Half a million pilgrims attended the 28th national Marian congress, held Aug. 13-15 to celebrate the feast of the Assumption. Fifteen archbishops and bishops, and 550 priests concelebrated Masses, heard confessions and led Eucharistic adoration during the congress under the theme Mother Mary, Educator of the Faith.
Cong, 34, said his group sold 1.5-liter bottles for 6,000 dong (US$0.36) each and 7.5-liter bottles for 30,000 dong. His community produced the bottled water. The deacon noted that they sold out their water on the afternoon of Aug. 14, so many pilgrims had to buy bottles of water at prices three to five times higher from nearby shops.
According to him, the shrine could not provide enough water from wells there to meet the needs of hundreds of thousands of pilgrims, so "our service helped pilgrims cut their expenses."
After drinking the water, pilgrims could then use the empty bottles to carry water from the shrine's Marian well as a present to their relatives or friends, he said. Local people consider water from the well as holy water that can heal their diseases.
Cong said they would donate the money from their water sales to the local Church so it can build more facilities at the shrine. In June the government returned close to 14 hectares of former shrine land, effectively tripling the land available for Church use from 65,000 to 210,000 square meters.
Some Sacred Heart postulants told UCA News they distributed bottled water free of charge to ethnic-minority pilgrims, disabled or elderly people.
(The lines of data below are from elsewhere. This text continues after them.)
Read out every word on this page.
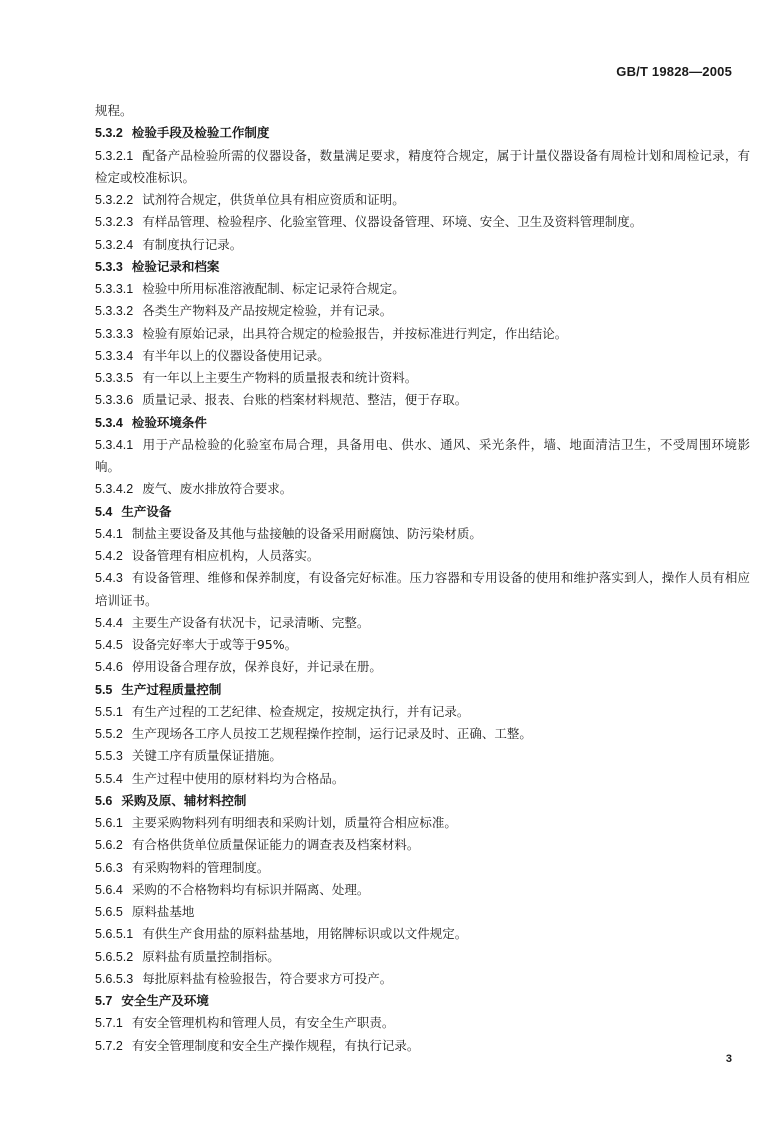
GB/T 19828—2005

规程。

5.3.2 检验手段及检验工作制度

5.3.2.1 配备产品检验所需的仪器设备，数量满足要求，精度符合规定，属于计量仪器设备有周检计划和周检记录，有检定或校准标识。

5.3.2.2 试剂符合规定，供货单位具有相应资质和证明。

5.3.2.3 有样品管理、检验程序、化验室管理、仪器设备管理、环境、安全、卫生及资料管理制度。

5.3.2.4 有制度执行记录。

5.3.3 检验记录和档案

5.3.3.1 检验中所用标准溶液配制、标定记录符合规定。

5.3.3.2 各类生产物料及产品按规定检验，并有记录。

5.3.3.3 检验有原始记录，出具符合规定的检验报告，并按标准进行判定，作出结论。

5.3.3.4 有半年以上的仪器设备使用记录。

5.3.3.5 有一年以上主要生产物料的质量报表和统计资料。

5.3.3.6 质量记录、报表、台账的档案材料规范、整洁，便于存取。

5.3.4 检验环境条件

5.3.4.1 用于产品检验的化验室布局合理，具备用电、供水、通风、采光条件，墙、地面清洁卫生，不受周围环境影响。

5.3.4.2 废气、废水排放符合要求。

5.4 生产设备

5.4.1 制盐主要设备及其他与盐接触的设备采用耐腐蚀、防污染材质。

5.4.2 设备管理有相应机构，人员落实。

5.4.3 有设备管理、维修和保养制度，有设备完好标准。压力容器和专用设备的使用和维护落实到人，操作人员有相应培训证书。

5.4.4 主要生产设备有状况卡，记录清晰、完整。

5.4.5 设备完好率大于或等于95%。

5.4.6 停用设备合理存放，保养良好，并记录在册。

5.5 生产过程质量控制

5.5.1 有生产过程的工艺纪律、检查规定，按规定执行，并有记录。

5.5.2 生产现场各工序人员按工艺规程操作控制，运行记录及时、正确、工整。

5.5.3 关键工序有质量保证措施。

5.5.4 生产过程中使用的原材料均为合格品。

5.6 采购及原、辅材料控制

5.6.1 主要采购物料列有明细表和采购计划，质量符合相应标准。

5.6.2 有合格供货单位质量保证能力的调查表及档案材料。

5.6.3 有采购物料的管理制度。

5.6.4 采购的不合格物料均有标识并隔离、处理。

5.6.5 原料盐基地

5.6.5.1 有供生产食用盐的原料盐基地，用铭牌标识或以文件规定。

5.6.5.2 原料盐有质量控制指标。

5.6.5.3 每批原料盐有检验报告，符合要求方可投产。

5.7 安全生产及环境

5.7.1 有安全管理机构和管理人员，有安全生产职责。

5.7.2 有安全管理制度和安全生产操作规程，有执行记录。

3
Teresa Vu Thi Mien, a pilgrim from the northern diocese of Thai Binh, told UCA News she had bought two 1.5-liter bottles of water for 15,000 dong each from a shop before she met the Sacred Heart brothers. She saved 45,000 dong buying five more bottles from them, she added.
Mien, 53, said she had used all the water she carried from home, since the temperature hit 39 degrees Celsius under cloudless skies. And she had to pay 30,000 dong for a meal and the same amount to use one of the makeshift bathrooms along the roads or at local houses, which she considered expensive.
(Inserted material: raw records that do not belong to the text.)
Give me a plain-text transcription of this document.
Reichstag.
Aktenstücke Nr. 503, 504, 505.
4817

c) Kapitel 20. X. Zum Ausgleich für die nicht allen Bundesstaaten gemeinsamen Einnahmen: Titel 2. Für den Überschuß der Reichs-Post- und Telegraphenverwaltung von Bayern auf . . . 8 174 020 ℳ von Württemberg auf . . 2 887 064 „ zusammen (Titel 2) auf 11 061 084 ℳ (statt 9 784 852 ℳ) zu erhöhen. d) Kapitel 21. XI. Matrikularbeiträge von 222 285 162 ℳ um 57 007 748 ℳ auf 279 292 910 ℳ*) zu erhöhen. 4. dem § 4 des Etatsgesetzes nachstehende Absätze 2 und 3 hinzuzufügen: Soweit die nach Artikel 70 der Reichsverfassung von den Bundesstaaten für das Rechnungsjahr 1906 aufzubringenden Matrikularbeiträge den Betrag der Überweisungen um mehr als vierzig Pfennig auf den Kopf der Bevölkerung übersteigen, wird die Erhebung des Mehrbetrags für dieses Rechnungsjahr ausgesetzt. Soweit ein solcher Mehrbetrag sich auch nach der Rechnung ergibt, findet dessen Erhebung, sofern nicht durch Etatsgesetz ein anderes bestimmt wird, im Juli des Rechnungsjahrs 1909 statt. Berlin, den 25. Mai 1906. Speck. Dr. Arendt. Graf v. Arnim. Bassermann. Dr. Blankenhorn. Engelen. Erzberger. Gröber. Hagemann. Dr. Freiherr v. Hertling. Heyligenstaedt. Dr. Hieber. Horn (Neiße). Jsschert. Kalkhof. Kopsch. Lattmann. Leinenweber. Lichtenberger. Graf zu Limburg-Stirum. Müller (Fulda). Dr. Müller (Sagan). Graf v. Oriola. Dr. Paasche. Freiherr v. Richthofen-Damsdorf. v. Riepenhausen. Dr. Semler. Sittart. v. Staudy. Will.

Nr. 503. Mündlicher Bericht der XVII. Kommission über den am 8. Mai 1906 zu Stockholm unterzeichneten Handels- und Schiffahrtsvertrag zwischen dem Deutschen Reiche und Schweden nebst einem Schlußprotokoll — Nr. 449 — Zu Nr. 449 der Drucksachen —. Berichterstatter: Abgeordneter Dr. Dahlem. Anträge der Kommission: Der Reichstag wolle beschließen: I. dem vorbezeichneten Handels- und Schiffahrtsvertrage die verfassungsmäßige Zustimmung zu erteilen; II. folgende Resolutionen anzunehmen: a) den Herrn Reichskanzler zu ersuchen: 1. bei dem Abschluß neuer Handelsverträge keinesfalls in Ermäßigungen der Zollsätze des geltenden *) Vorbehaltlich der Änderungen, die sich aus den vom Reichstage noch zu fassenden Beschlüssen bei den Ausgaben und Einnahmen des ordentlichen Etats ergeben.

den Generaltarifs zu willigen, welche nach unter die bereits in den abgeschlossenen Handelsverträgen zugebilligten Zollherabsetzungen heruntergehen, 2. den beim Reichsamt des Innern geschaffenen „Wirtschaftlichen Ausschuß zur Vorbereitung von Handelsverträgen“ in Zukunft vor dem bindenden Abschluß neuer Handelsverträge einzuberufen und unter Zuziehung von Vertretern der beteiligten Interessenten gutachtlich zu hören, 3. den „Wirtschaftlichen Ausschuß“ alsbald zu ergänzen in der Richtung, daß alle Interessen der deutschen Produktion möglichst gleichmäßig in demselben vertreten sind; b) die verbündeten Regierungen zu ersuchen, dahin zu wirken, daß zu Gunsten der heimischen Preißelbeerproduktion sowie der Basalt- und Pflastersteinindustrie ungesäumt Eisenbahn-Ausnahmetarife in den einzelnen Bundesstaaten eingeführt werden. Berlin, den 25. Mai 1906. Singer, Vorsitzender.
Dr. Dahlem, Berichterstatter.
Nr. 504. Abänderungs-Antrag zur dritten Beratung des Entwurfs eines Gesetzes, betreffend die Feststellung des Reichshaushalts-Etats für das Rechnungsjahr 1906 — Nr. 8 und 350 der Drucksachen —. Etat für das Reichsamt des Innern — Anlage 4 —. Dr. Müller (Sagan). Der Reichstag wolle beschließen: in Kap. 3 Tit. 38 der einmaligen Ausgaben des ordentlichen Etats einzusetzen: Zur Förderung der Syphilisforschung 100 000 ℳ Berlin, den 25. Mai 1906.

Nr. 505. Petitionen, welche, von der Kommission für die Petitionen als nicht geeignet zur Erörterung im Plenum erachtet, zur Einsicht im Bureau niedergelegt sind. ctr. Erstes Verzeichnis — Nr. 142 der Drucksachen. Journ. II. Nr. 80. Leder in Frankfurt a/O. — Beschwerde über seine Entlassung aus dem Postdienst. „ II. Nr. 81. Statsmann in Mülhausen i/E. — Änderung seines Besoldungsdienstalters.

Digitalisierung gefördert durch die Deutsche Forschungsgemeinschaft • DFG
Some people from the area told UCA News local people set up 700 small restaurants, boarding houses and souvenir shops outside the shrine. Some of these entrepreneurs sold food at high prices without observing hygiene and even sold unclean water to pilgrims, they claimed.
Father John Le Quang Quy, an organizer, said Catholic health-care workers from a Catholic clinic in Ho Chi Minh City and state-run hospitals treated 20 people with diarrhea from unhygienic food or water. They also treated 1,000 people for sunstroke and other health problems, he added.
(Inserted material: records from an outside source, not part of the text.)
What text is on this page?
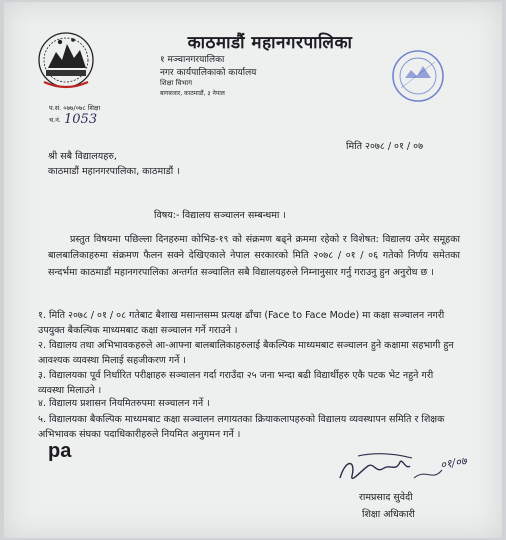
काठमाडौं महानगरपालिका
१ मञ्चानगरयालिका
नगर कार्यपालिकाको कार्यालय
शिक्षा विभाग
बागबजार, काठमाडौं, ३ नेपाल
प.सं. ०७७/०७८ शिक्षा
च.नं. 1053
मिति २०७८ / ०१ / ०७
श्री सबै विद्यालयहरु,
काठमाडौं महानगरपालिका, काठमाडौं ।
विषय:- विद्यालय सञ्चालन सम्बन्धमा ।
प्रस्तुत विषयमा पछिल्ला दिनहरुमा कोभिड-१९ को संक्रमण बढ्ने क्रममा रहेको र विशेषत: विद्यालय उमेर समूहका बालबालिकाहरुमा संक्रमण फैलन सक्ने देखिएकाले नेपाल सरकारको मिति २०७८ / ०१ / ०६ गतेको निर्णय समेतका सन्दर्भमा काठमाडौं महानगरपालिका अन्तर्गत सञ्चालित सबै विद्यालयहरुले निम्नानुसार गर्नु गराउनु हुन अनुरोध छ ।
१. मिति २०७८ / ०१ / ०८ गतेबाट बैशाख मसान्तसम्म प्रत्यक्ष ढाँचा (Face to Face Mode) मा कक्षा सञ्चालन नगरी उपयुक्त बैकल्पिक माध्यमबाट कक्षा सञ्चालन गर्ने गराउने ।
२. विद्यालय तथा अभिभावकहरुले आ-आफ्ना बालबालिकाहरुलाई बैकल्पिक माध्यमबाट सञ्चालन हुने कक्षामा सहभागी हुन आवश्यक व्यवस्था मिलाई सहजीकरण गर्ने ।
३. विद्यालयका पूर्व निर्धारित परीक्षाहरु सञ्चालन गर्दा गराउँदा २५ जना भन्दा बढी विद्यार्थीहरु एकै पटक भेट नहुने गरी व्यवस्था मिलाउने ।
४. विद्यालय प्रशासन नियमितरुपमा सञ्चालन गर्ने ।
५. विद्यालयका बैकल्पिक माध्यमबाट कक्षा सञ्चालन लगायतका क्रियाकलापहरुको विद्यालय व्यवस्थापन समिति र शिक्षक अभिभावक संघका पदाधिकारीहरुले नियमित अनुगमन गर्ने ।
pa
०१/०७
रामप्रसाद सुवेदी
शिक्षा अधिकारी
Father Quy, pastor of Tri Buu, added that the local Church provided pilgrims with 500 tents for free at the shrine. Anywhere from 40 to 200 people stayed overnight in each tent, he added. Many pilgrims brought their own tents, while others rented accommodations from local people outside the shrine.
Some volunteers who spoke with UCA News during the congress said 2,500 local lay Catholics and novices from Religious congregations volunteered to collect garbage, ensure security of the shrine and pilgrims, watch for pickpockets, clear the way for Eucharistic and Marian processions, and assist disabled and elderly people. They added that volunteers typically worked from 3:30 a.m. until 11 p.m.